Safeguarding Iraq's government and citizens from insurgent attack has been the job of Iraqi forces since January, while the U.S. forces are predominantly involved in training Iraq's army and police, and guarding the country's borders. They're also there to undergird civilian democracy by preventing coups d'etat — it's unlikely that any Iraqi group will try to storm the proverbial palace when the rightful government can easily be restored on the back of an American tank. This is no small matter in a country with a history of dictatorships and violent changes of regime.

However, even before this year's election began, Iraq's politicians were covertly undermining the country's tender democratic norms, while the U.S. had to sit back and watch. In January, the Justice and Accountability Commission, a shadowy government de-Ba'athification panel originally created by the U.S. government after the 2003 invasion, banned some 500 candidates, most of them Sunnis, from participating in the elections without ever presenting evidence against them. "The Americans say they came here to build democracy, but what kind of democracy is this?" Saleh al-Mutlaq, the leader of the country's second largest Sunni Muslim party and one of the banned candidates, asked TIME not long after the ban was imposed. "They should solve this problem, or they should just leave." Needless to say, the U.S. hasn't solved the problem of the de-Ba'athification commission. U.S. officials spoke out loudly against the candidate ban, but it was upheld by the courts. Saleh al-Mutlaq's brother, Irbrahim, who replaced him on the ballot, was one of the 52 candidates banned on Monday.

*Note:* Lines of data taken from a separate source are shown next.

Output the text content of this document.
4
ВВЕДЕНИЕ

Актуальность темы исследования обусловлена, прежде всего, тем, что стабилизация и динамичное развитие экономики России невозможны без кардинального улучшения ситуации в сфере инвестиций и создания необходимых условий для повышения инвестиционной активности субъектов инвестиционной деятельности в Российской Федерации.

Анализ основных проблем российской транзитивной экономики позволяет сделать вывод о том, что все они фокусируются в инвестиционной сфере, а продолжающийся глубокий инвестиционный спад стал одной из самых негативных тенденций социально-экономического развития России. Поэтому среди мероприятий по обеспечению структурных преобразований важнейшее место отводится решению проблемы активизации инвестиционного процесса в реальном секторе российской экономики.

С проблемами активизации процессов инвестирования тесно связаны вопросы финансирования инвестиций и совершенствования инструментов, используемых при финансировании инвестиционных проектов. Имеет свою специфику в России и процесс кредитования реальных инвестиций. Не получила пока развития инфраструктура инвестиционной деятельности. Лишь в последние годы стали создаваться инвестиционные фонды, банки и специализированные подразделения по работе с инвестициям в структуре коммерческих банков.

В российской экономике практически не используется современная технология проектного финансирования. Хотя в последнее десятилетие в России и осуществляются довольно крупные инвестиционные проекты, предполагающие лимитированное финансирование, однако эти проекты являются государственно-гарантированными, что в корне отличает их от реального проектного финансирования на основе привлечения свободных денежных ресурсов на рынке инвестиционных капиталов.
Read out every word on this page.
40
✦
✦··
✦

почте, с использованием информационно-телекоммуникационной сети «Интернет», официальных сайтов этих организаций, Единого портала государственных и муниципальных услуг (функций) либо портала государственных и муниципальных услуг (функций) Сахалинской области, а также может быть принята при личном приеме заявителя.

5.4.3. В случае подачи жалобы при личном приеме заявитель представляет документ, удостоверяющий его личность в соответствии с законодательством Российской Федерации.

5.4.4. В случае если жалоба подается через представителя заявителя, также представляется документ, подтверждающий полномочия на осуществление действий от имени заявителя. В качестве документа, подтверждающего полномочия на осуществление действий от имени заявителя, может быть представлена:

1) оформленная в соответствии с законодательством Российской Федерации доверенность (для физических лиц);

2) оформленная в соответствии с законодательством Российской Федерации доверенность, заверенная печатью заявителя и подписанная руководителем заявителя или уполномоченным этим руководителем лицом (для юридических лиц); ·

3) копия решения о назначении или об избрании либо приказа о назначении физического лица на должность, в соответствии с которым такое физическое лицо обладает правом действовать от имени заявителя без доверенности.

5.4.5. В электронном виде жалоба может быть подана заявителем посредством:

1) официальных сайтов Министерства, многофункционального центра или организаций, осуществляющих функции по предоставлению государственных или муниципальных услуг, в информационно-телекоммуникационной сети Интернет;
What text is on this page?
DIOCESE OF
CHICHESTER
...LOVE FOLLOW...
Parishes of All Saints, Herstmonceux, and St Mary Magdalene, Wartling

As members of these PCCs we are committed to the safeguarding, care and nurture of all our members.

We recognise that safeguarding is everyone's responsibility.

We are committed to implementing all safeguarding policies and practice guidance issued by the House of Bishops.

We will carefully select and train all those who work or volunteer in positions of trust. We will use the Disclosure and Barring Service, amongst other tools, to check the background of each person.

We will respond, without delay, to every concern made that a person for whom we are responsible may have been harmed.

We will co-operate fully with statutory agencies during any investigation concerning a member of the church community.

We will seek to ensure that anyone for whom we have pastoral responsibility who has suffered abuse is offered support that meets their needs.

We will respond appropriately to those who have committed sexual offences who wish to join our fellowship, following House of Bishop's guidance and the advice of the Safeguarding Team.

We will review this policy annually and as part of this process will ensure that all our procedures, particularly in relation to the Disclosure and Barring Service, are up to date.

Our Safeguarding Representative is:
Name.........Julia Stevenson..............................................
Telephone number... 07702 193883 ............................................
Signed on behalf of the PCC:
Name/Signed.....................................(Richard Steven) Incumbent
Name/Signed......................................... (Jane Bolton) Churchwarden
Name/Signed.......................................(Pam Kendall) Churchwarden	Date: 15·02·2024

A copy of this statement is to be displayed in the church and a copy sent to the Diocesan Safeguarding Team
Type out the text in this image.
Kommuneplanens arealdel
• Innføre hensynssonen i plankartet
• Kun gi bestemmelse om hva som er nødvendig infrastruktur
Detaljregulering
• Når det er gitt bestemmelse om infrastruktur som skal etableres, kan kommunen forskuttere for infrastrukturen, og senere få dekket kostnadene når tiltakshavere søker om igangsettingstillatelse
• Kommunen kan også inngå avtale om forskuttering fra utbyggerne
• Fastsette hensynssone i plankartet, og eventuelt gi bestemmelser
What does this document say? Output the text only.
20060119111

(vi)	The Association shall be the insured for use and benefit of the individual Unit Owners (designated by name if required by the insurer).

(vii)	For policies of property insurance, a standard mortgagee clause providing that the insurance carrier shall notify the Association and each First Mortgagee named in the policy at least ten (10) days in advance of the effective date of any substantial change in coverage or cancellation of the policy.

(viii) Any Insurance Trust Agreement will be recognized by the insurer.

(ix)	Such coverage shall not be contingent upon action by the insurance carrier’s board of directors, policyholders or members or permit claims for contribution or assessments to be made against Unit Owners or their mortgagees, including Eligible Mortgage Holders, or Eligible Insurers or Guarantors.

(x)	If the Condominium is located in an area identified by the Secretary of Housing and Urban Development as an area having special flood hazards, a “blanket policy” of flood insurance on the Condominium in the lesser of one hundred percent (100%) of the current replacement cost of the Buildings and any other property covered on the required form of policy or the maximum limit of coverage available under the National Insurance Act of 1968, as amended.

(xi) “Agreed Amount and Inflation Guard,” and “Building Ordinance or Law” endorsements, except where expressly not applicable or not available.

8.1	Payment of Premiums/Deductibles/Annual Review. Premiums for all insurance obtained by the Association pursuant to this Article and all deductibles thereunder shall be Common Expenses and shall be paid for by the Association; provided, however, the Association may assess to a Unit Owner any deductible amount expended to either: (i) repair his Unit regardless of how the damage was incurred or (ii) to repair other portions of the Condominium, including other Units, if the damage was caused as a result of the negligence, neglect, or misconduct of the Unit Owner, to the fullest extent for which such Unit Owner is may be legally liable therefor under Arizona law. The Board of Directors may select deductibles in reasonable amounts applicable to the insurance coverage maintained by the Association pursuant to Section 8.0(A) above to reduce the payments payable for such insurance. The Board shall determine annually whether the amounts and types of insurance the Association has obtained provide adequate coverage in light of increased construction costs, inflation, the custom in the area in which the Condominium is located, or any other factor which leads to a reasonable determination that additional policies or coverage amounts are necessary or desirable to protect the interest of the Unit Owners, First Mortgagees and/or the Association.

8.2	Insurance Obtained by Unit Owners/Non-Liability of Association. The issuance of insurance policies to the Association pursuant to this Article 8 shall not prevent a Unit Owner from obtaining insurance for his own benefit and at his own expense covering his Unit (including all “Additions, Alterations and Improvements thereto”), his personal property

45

Part of the difficultly facing U.S. officials is that almost every major political party has demanded a recount of the vote in areas where they fared poorly, despite the fact that international observers declared the poll largely free and fair. A recount would be more open to fraud than was the original poll.

Then there's the fact that those responsible for the breakdown can hide behind the trappings of sovereignty, security and due process. Though Prime Minister Maliki, in particular, has appeared willing to go to extra lengths to stay in power — critics charge that he has used a special anti-terror unit under his authority to jail political opponents, has orchestrated the candidate bans and the Baghdad vote recount ordered by a judge earlier in April — he has been able to cast these actions as safeguarding Iraqi laws and institutions.

The most depressing aspect of the current machinations is that they're unlikely to change the basic reality of Iraqi politics: The election was very close, and no one party will be able to form a government without building a broad-based coalition. Yet the behind-the-scenes maneuvering is destroying what little spirit of compromise and cooperation existed in Baghdad before the election, when U.S. officials had predicted Iraqi politicians would demonstrate a new willingness to work together, thanks in part to the security achievements of the surge of American troops in 2007. But forging an Iraqi political consensus may be a mission beyond the capability of the U.S.